Nat Commun. 2014 Sep 15;5:4931
Cathepsin L (CTSL) is a typical lysosomal enzyme executing bulk proteolysis inside the acidic cellular compartment. Its biosynthesis has been suggested to be under extensive posttranscriptional modulation, namely during mRNA splicing and translation initiation. These processes are thought to affect expression levels, but also cellular localization and function of the protease. Our work aims to dissect these processes based on genetic mouse models in order to understand CTSL regulation in physiology and in disease states such as cancer.
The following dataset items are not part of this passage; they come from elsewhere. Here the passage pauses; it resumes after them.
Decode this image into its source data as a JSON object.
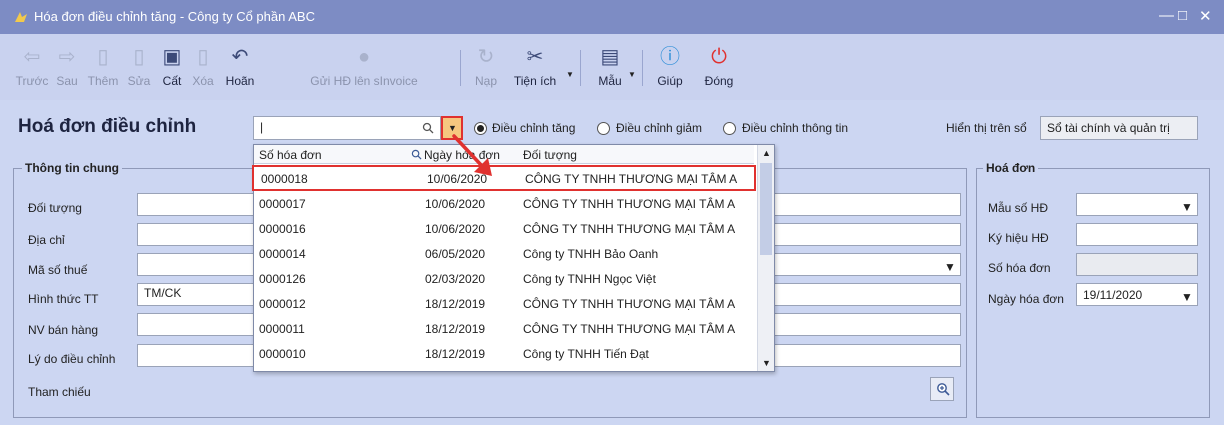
{
  "window": {
    "title": "Hóa đơn điều chỉnh tăng - Công ty Cổ phần ABC",
    "controls": [
      "—",
      "□",
      "✕"
    ]
  },
  "toolbar": {
    "buttons": [
      {
        "label": "Trước",
        "enabled": false
      },
      {
        "label": "Sau",
        "enabled": false
      },
      {
        "label": "Thêm",
        "enabled": false
      },
      {
        "label": "Sửa",
        "enabled": false
      },
      {
        "label": "Cất",
        "enabled": true
      },
      {
        "label": "Xóa",
        "enabled": false
      },
      {
        "label": "Hoãn",
        "enabled": true
      },
      {
        "label": "Gửi HĐ lên sInvoice",
        "enabled": false
      },
      {
        "label": "Nạp",
        "enabled": false
      },
      {
        "label": "Tiện ích",
        "enabled": true
      },
      {
        "label": "Mẫu",
        "enabled": true
      },
      {
        "label": "Giúp",
        "enabled": true
      },
      {
        "label": "Đóng",
        "enabled": true
      }
    ]
  },
  "form": {
    "heading": "Hoá đơn điều chỉnh",
    "search_value": "|",
    "radios": [
      {
        "label": "Điều chỉnh tăng",
        "checked": true
      },
      {
        "label": "Điều chỉnh giảm",
        "checked": false
      },
      {
        "label": "Điều chỉnh thông tin",
        "checked": false
      }
    ],
    "display_label": "Hiển thị trên sổ",
    "display_value": "Sổ tài chính và quản trị"
  },
  "general": {
    "title": "Thông tin chung",
    "fields": [
      {
        "label": "Đối tượng",
        "value": ""
      },
      {
        "label": "Địa chỉ",
        "value": ""
      },
      {
        "label": "Mã số thuế",
        "value": ""
      },
      {
        "label": "Hình thức TT",
        "value": "TM/CK"
      },
      {
        "label": "NV bán hàng",
        "value": ""
      },
      {
        "label": "Lý do điều chỉnh",
        "value": ""
      }
    ],
    "reference_label": "Tham chiếu"
  },
  "invoice": {
    "title": "Hoá đơn",
    "fields": [
      {
        "label": "Mẫu số HĐ",
        "value": ""
      },
      {
        "label": "Ký hiệu HĐ",
        "value": ""
      },
      {
        "label": "Số hóa đơn",
        "value": ""
      },
      {
        "label": "Ngày hóa đơn",
        "value": "19/11/2020"
      }
    ]
  },
  "dropdown": {
    "columns": [
      "Số hóa đơn",
      "Ngày hóa đơn",
      "Đối tượng"
    ],
    "rows": [
      {
        "number": "0000018",
        "date": "10/06/2020",
        "customer": "CÔNG TY TNHH THƯƠNG MẠI TÂM A"
      },
      {
        "number": "0000017",
        "date": "10/06/2020",
        "customer": "CÔNG TY TNHH THƯƠNG MẠI TÂM A"
      },
      {
        "number": "0000016",
        "date": "10/06/2020",
        "customer": "CÔNG TY TNHH THƯƠNG MẠI TÂM A"
      },
      {
        "number": "0000014",
        "date": "06/05/2020",
        "customer": "Công ty TNHH Bảo Oanh"
      },
      {
        "number": "0000126",
        "date": "02/03/2020",
        "customer": "Công ty TNHH Ngọc Việt"
      },
      {
        "number": "0000012",
        "date": "18/12/2019",
        "customer": "CÔNG TY TNHH THƯƠNG MẠI TÂM A"
      },
      {
        "number": "0000011",
        "date": "18/12/2019",
        "customer": "CÔNG TY TNHH THƯƠNG MẠI TÂM A"
      },
      {
        "number": "0000010",
        "date": "18/12/2019",
        "customer": "Công ty TNHH Tiến Đạt"
      }
    ],
    "highlighted_row": 0
  },
  "colors": {
    "titlebar": "#7d8cc4",
    "toolbar": "#c9d2ef",
    "content": "#ccd6f2",
    "highlight": "#e0312f"
  }
}
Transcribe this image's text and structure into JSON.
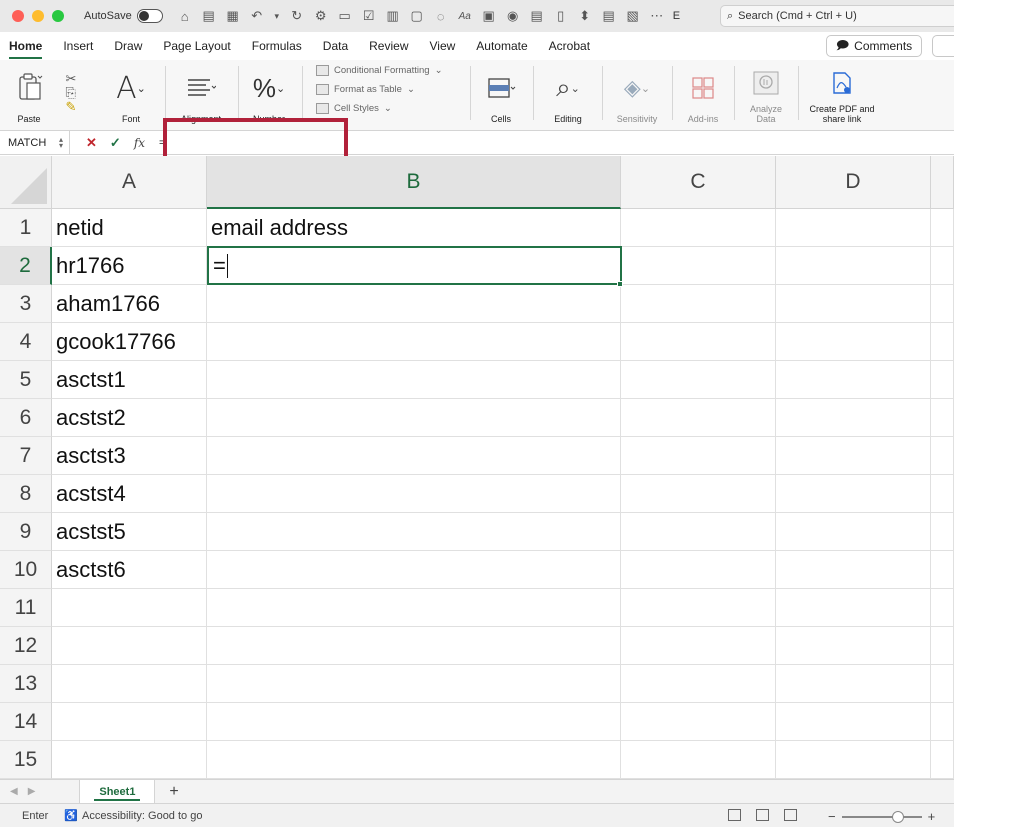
{
  "titlebar": {
    "autosave_label": "AutoSave",
    "title_fragment": "E",
    "search_placeholder": "Search (Cmd + Ctrl + U)"
  },
  "ribbon_tabs": [
    {
      "label": "Home",
      "active": true
    },
    {
      "label": "Insert"
    },
    {
      "label": "Draw"
    },
    {
      "label": "Page Layout"
    },
    {
      "label": "Formulas"
    },
    {
      "label": "Data"
    },
    {
      "label": "Review"
    },
    {
      "label": "View"
    },
    {
      "label": "Automate"
    },
    {
      "label": "Acrobat"
    }
  ],
  "comments_label": "Comments",
  "ribbon": {
    "paste": "Paste",
    "font": "Font",
    "alignment": "Alignment",
    "number": "Number",
    "conditional_formatting": "Conditional Formatting",
    "format_as_table": "Format as Table",
    "cell_styles": "Cell Styles",
    "cells": "Cells",
    "editing": "Editing",
    "sensitivity": "Sensitivity",
    "addins": "Add-ins",
    "analyze_data": "Analyze Data",
    "create_pdf": "Create PDF and share link"
  },
  "formula_bar": {
    "name_box": "MATCH",
    "formula": "="
  },
  "columns": [
    "A",
    "B",
    "C",
    "D"
  ],
  "rows": [
    "1",
    "2",
    "3",
    "4",
    "5",
    "6",
    "7",
    "8",
    "9",
    "10",
    "11",
    "12",
    "13",
    "14",
    "15"
  ],
  "cells": {
    "A1": "netid",
    "B1": "email address",
    "A2": "hr1766",
    "B2": "=",
    "A3": "aham1766",
    "A4": "gcook17766",
    "A5": "asctst1",
    "A6": "acstst2",
    "A7": "asctst3",
    "A8": "acstst4",
    "A9": "acstst5",
    "A10": "asctst6"
  },
  "active_cell": "B2",
  "sheet_tab": "Sheet1",
  "status": {
    "mode": "Enter",
    "accessibility": "Accessibility: Good to go"
  },
  "colors": {
    "accent": "#217346",
    "highlight": "#b1213a"
  }
}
To explain nucleo-cytosolic localization of CTSL it had been hypothesized that skipping of the first start codon during translation initiation results in an N-terminally truncated protein lacking the ER-import signal. However, here we report that translation of truncated CTSL isoforms is prevented by hindering out-of-frame AUGs in vitro as well as in a knock-in mouse model. In addition, this new mouse model proves that spontaneous phenotypes of cathepsin L deficiency can be fully assigned to the lack of canonically targeted CTSL. We further re-evaluated a potential role of nuclear CTSL as a histone processing enzyme in mouse embryonic stem cells early embryonic development. Here we observed no general defect in stem cell differentiation or epiblast development upon CTSL deficiency but a strong lysosomal storage phenotype in the visceral endoderm. This strengthens the crucial importance of CTSL in lysosomal degradation, while the biogenesis of bona fide nucleo-cytosolic CTSL remains elusive.